UK launches review of clinical trials amid worrying decline

House of Lords

Lord James O’Shaughnessy

The UK’s Office of Life Sciences (OLS) has commissioned an independent review of the country’s commercial clinical trials sector, following the publication of an industry report which found a sharp decline in new studies being started in recent years.

Former Health Minister Lord James O’Shaughnessy, senior partner at consultancy firm Newmarket Strategy and a board member of Health Data Research UK (HDR UK), has been given the task of preparing the review, which is due to be published in the spring.

The aim is to offer recommendations on ways to revitalise the clinical trials sector, which saw a 41% decline in new trial initiations between 2017 and 2021, according to figures published last year by the Association of the British Pharmaceutical Industry (ABPI).

The aim of the review is to deliver recommendations on how the commercial clinical trials can help the life sciences sector unlock UK growth and investment opportunities, and advice on how to resolve the challenges facing the sector.

“This review will help us to find new ways to conduct commercial clinical trials that will speed up diagnosis, enhance treatment and enable the NHS to deliver world-class care, as well as cementing our position as a life sciences super power,” said Health Minister Will Quince.

The UK has traditionally been a stronghold for clinical research, but pressure on the NHS and a slower-than-expected recovery after the pandemic have raised red flags about the long-term health of the sector, threatening the government’s vision of making life sciences a pillar of the national economy.

Earlier this month, AstraZeneca suggested that one reason for a decision to site a new facility in Ireland, rather than the UK, was reduced access to clinical trial capacity, particularly for late-stage, industry-backed projects.

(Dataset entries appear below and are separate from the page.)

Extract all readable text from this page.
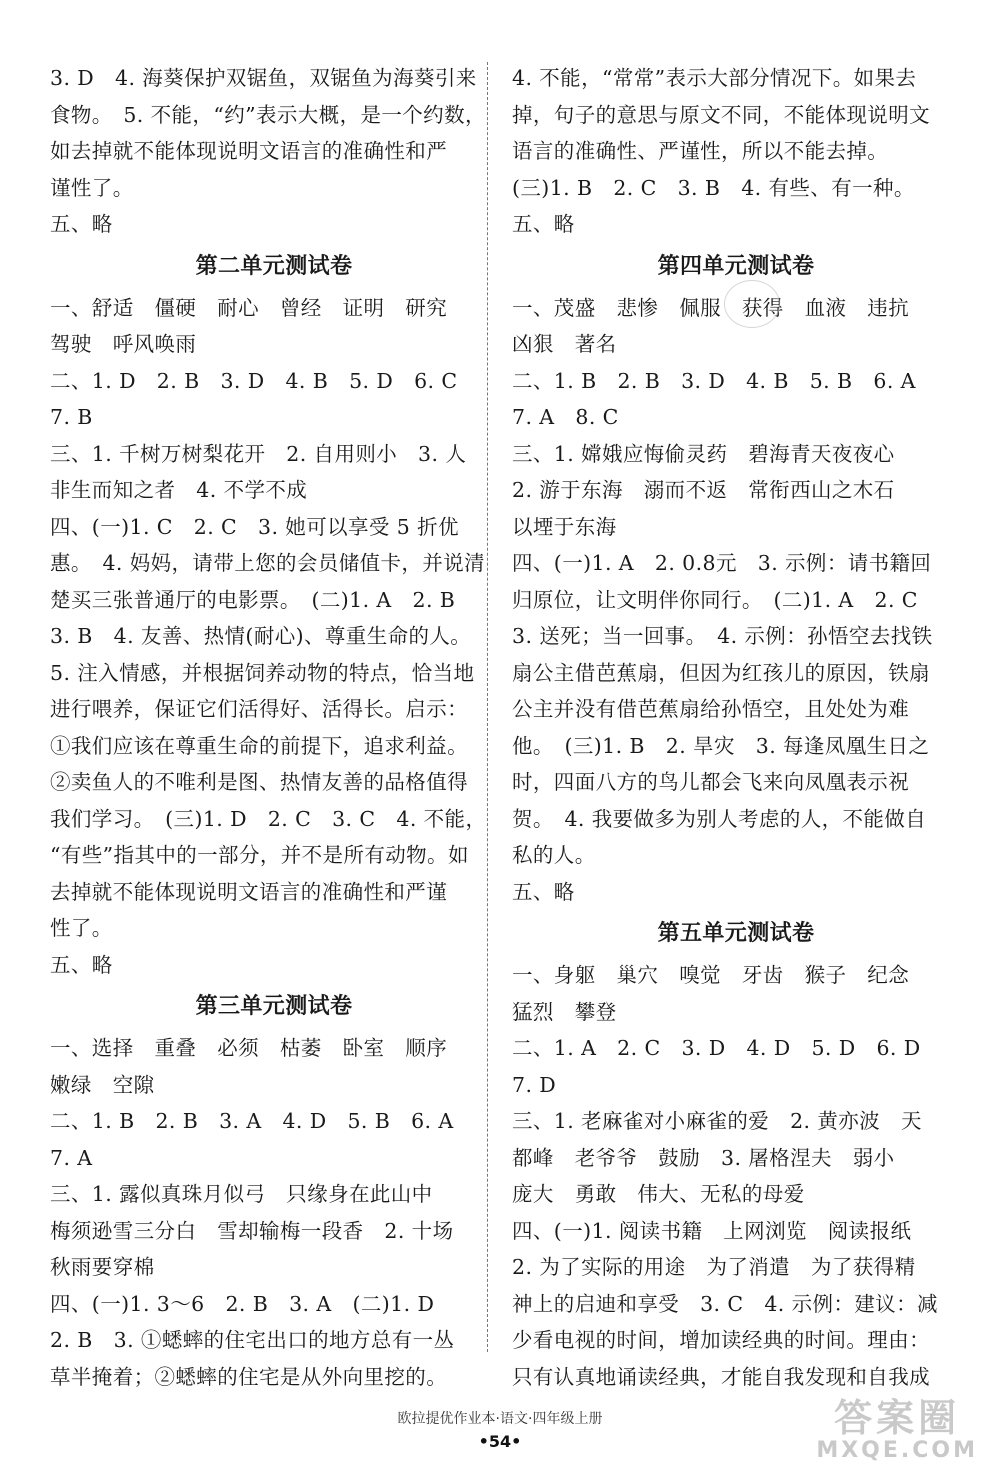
3. D　4. 海葵保护双锯鱼，双锯鱼为海葵引来
食物。　5. 不能，“约”表示大概，是一个约数，
如去掉就不能体现说明文语言的准确性和严
谨性了。
五、略
第二单元测试卷
一、舒适　僵硬　耐心　曾经　证明　研究
驾驶　呼风唤雨
二、1. D　2. B　3. D　4. B　5. D　6. C
7. B
三、1. 千树万树梨花开　2. 自用则小　3. 人
非生而知之者　4. 不学不成
四、(一)1. C　2. C　3. 她可以享受 5 折优
惠。　4. 妈妈，请带上您的会员储值卡，并说清
楚买三张普通厅的电影票。　(二)1. A　2. B
3. B　4. 友善、热情(耐心)、尊重生命的人。
5. 注入情感，并根据饲养动物的特点，恰当地
进行喂养，保证它们活得好、活得长。启示：
①我们应该在尊重生命的前提下，追求利益。
②卖鱼人的不唯利是图、热情友善的品格值得
我们学习。　(三)1. D　2. C　3. C　4. 不能，
“有些”指其中的一部分，并不是所有动物。如
去掉就不能体现说明文语言的准确性和严谨
性了。
五、略
第三单元测试卷
一、选择　重叠　必须　枯萎　卧室　顺序
嫩绿　空隙
二、1. B　2. B　3. A　4. D　5. B　6. A
7. A
三、1. 露似真珠月似弓　只缘身在此山中
梅须逊雪三分白　雪却输梅一段香　2. 十场
秋雨要穿棉
四、(一)1. 3～6　2. B　3. A　(二)1. D
2. B　3. ①蟋蟀的住宅出口的地方总有一丛
草半掩着；②蟋蟀的住宅是从外向里挖的。
4. 不能，“常常”表示大部分情况下。如果去
掉，句子的意思与原文不同，不能体现说明文
语言的准确性、严谨性，所以不能去掉。
(三)1. B　2. C　3. B　4. 有些、有一种。
五、略
第四单元测试卷
一、茂盛　悲惨　佩服　获得　血液　违抗
凶狠　著名
二、1. B　2. B　3. D　4. B　5. B　6. A
7. A　8. C
三、1. 嫦娥应悔偷灵药　碧海青天夜夜心
2. 游于东海　溺而不返　常衔西山之木石
以堙于东海
四、(一)1. A　2. 0.8元　3. 示例：请书籍回
归原位，让文明伴你同行。　(二)1. A　2. C
3. 送死；当一回事。　4. 示例：孙悟空去找铁
扇公主借芭蕉扇，但因为红孩儿的原因，铁扇
公主并没有借芭蕉扇给孙悟空，且处处为难
他。　(三)1. B　2. 旱灾　3. 每逢凤凰生日之
时，四面八方的鸟儿都会飞来向凤凰表示祝
贺。　4. 我要做多为别人考虑的人，不能做自
私的人。
五、略
第五单元测试卷
一、身躯　巢穴　嗅觉　牙齿　猴子　纪念
猛烈　攀登
二、1. A　2. C　3. D　4. D　5. D　6. D
7. D
三、1. 老麻雀对小麻雀的爱　2. 黄亦波　天
都峰　老爷爷　鼓励　3. 屠格涅夫　弱小
庞大　勇敢　伟大、无私的母爱
四、(一)1. 阅读书籍　上网浏览　阅读报纸
2. 为了实际的用途　为了消遣　为了获得精
神上的启迪和享受　3. C　4. 示例：建议：减
少看电视的时间，增加读经典的时间。理由：
只有认真地诵读经典，才能自我发现和自我成
欧拉提优作业本·语文·四年级上册
•54•
答案圈
MXQE.COM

And last year, the British Medical Association (BMA) warned that separate regulatory arrangements between the UK and EU are placing the sector at a disadvantage.

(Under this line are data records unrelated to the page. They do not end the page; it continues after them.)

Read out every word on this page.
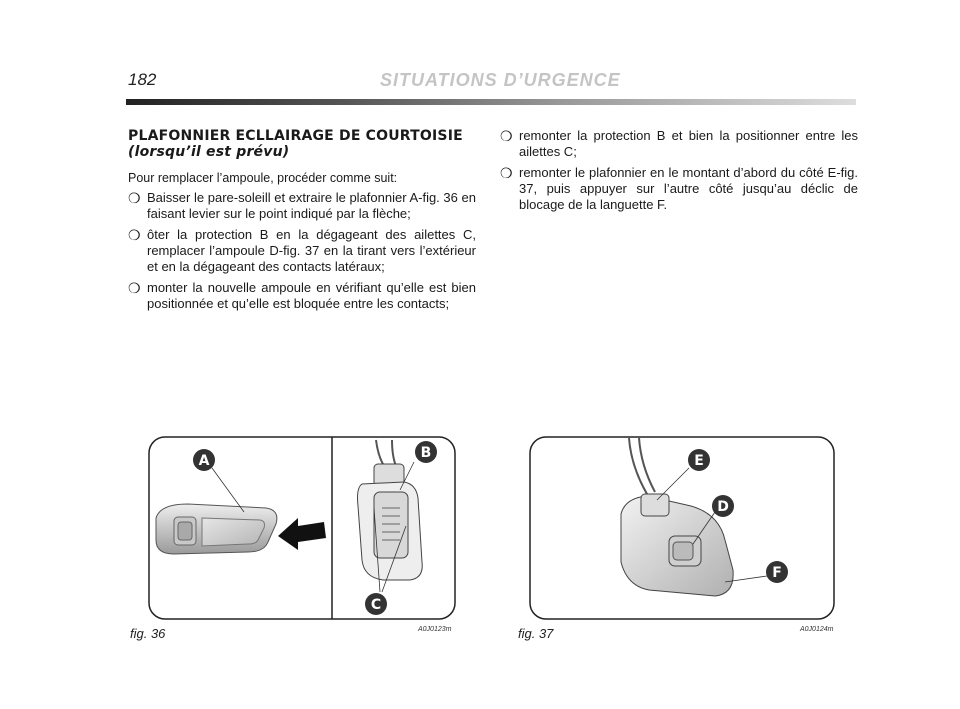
182	SITUATIONS D’URGENCE

PLAFONNIER ECLLAIRAGE DE COURTOISIE

(lorsqu’il est prévu)

Pour remplacer l’ampoule, procéder comme suit:

❍ Baisser le pare-soleill et extraire le plafonnier A-fig. 36 en faisant levier sur le point indiqué par la flèche;
❍ ôter la protection B en la dégageant des ailettes C, remplacer l’ampoule D-fig. 37 en la tirant vers l’extérieur et en la dégageant des contacts latéraux;
❍ monter la nouvelle ampoule en vérifiant qu’elle est bien positionnée et qu’elle est bloquée entre les contacts;
❍ remonter la protection B et bien la positionner entre les ailettes C;
❍ remonter le plafonnier en le montant d’abord du côté E-fig. 37, puis appuyer sur l’autre côté jusqu’au déclic de blocage de la languette F.
A	B
C
fig. 36	A0J0123m
E
D
F
fig. 37	A0J0124m
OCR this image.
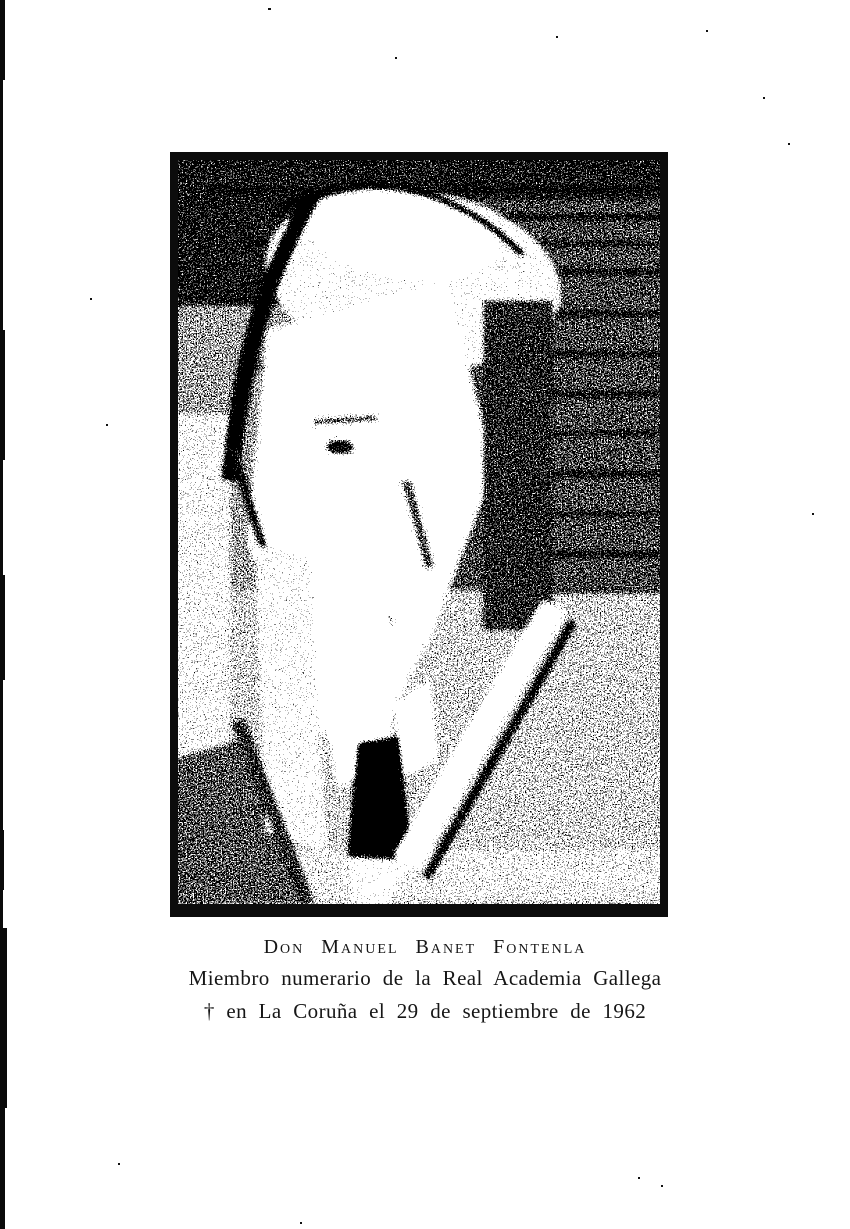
Don Manuel Banet Fontenla
Miembro numerario de la Real Academia Gallega
† en La Coruña el 29 de septiembre de 1962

The ABPI has pledged to “work closely” with member companies and Lord O’Shaughnessy to find the practical, system-wide reforms that will be needed to rebuild competitiveness in clinical research.

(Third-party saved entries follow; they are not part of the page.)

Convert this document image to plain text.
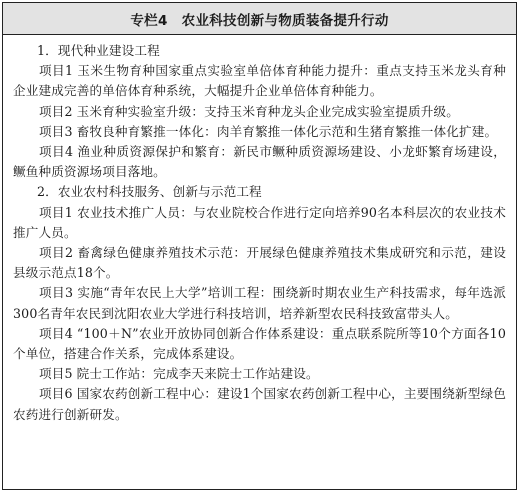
专栏4 农业科技创新与物质装备提升行动

1．现代种业建设工程

项目1 玉米生物育种国家重点实验室单倍体育种能力提升：重点支持玉米龙头育种企业建成完善的单倍体育种系统，大幅提升企业单倍体育种能力。

项目2 玉米育种实验室升级：支持玉米育种龙头企业完成实验室提质升级。

项目3 畜牧良种育繁推一体化：肉羊育繁推一体化示范和生猪育繁推一体化扩建。

项目4 渔业种质资源保护和繁育：新民市鳜种质资源场建设、小龙虾繁育场建设，鳜鱼种质资源场项目落地。

2．农业农村科技服务、创新与示范工程

项目1 农业技术推广人员：与农业院校合作进行定向培养90名本科层次的农业技术推广人员。

项目2 畜禽绿色健康养殖技术示范：开展绿色健康养殖技术集成研究和示范，建设县级示范点18个。

项目3 实施“青年农民上大学”培训工程：围绕新时期农业生产科技需求，每年选派300名青年农民到沈阳农业大学进行科技培训，培养新型农民科技致富带头人。

项目4 “100＋N”农业开放协同创新合作体系建设：重点联系院所等10个方面各10个单位，搭建合作关系，完成体系建设。

项目5 院士工作站：完成李天来院士工作站建设。

项目6 国家农药创新工程中心：建设1个国家农药创新工程中心，主要围绕新型绿色农药进行创新研发。
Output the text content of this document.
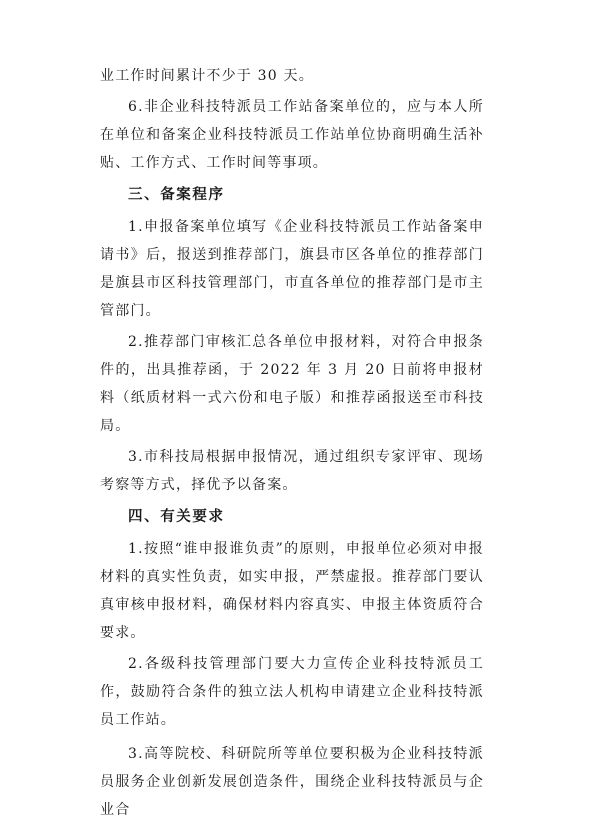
业工作时间累计不少于 30 天。

6.非企业科技特派员工作站备案单位的，应与本人所在单位和备案企业科技特派员工作站单位协商明确生活补贴、工作方式、工作时间等事项。

三、备案程序

1.申报备案单位填写《企业科技特派员工作站备案申请书》后，报送到推荐部门，旗县市区各单位的推荐部门是旗县市区科技管理部门，市直各单位的推荐部门是市主管部门。

2.推荐部门审核汇总各单位申报材料，对符合申报条件的，出具推荐函，于 2022 年 3 月 20 日前将申报材料（纸质材料一式六份和电子版）和推荐函报送至市科技局。

3.市科技局根据申报情况，通过组织专家评审、现场考察等方式，择优予以备案。

四、有关要求

1.按照“谁申报谁负责”的原则，申报单位必须对申报材料的真实性负责，如实申报，严禁虚报。推荐部门要认真审核申报材料，确保材料内容真实、申报主体资质符合要求。

2.各级科技管理部门要大力宣传企业科技特派员工作，鼓励符合条件的独立法人机构申请建立企业科技特派员工作站。

3.高等院校、科研院所等单位要积极为企业科技特派员服务企业创新发展创造条件，围绕企业科技特派员与企业合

“Addressing the worrying decline of industry-sponsored clinical research in the NHS is critical if we are to deliver the UK’s ambitions for the life sciences sector and to support NHS recovery,” commented the ABPI’s director of research policy, Dr Jennifer Harris.

“The appointment of Lord O’Shaughnessy to carry out this review is important recognition that we need to act decisively to reverse this negative trend,” she added.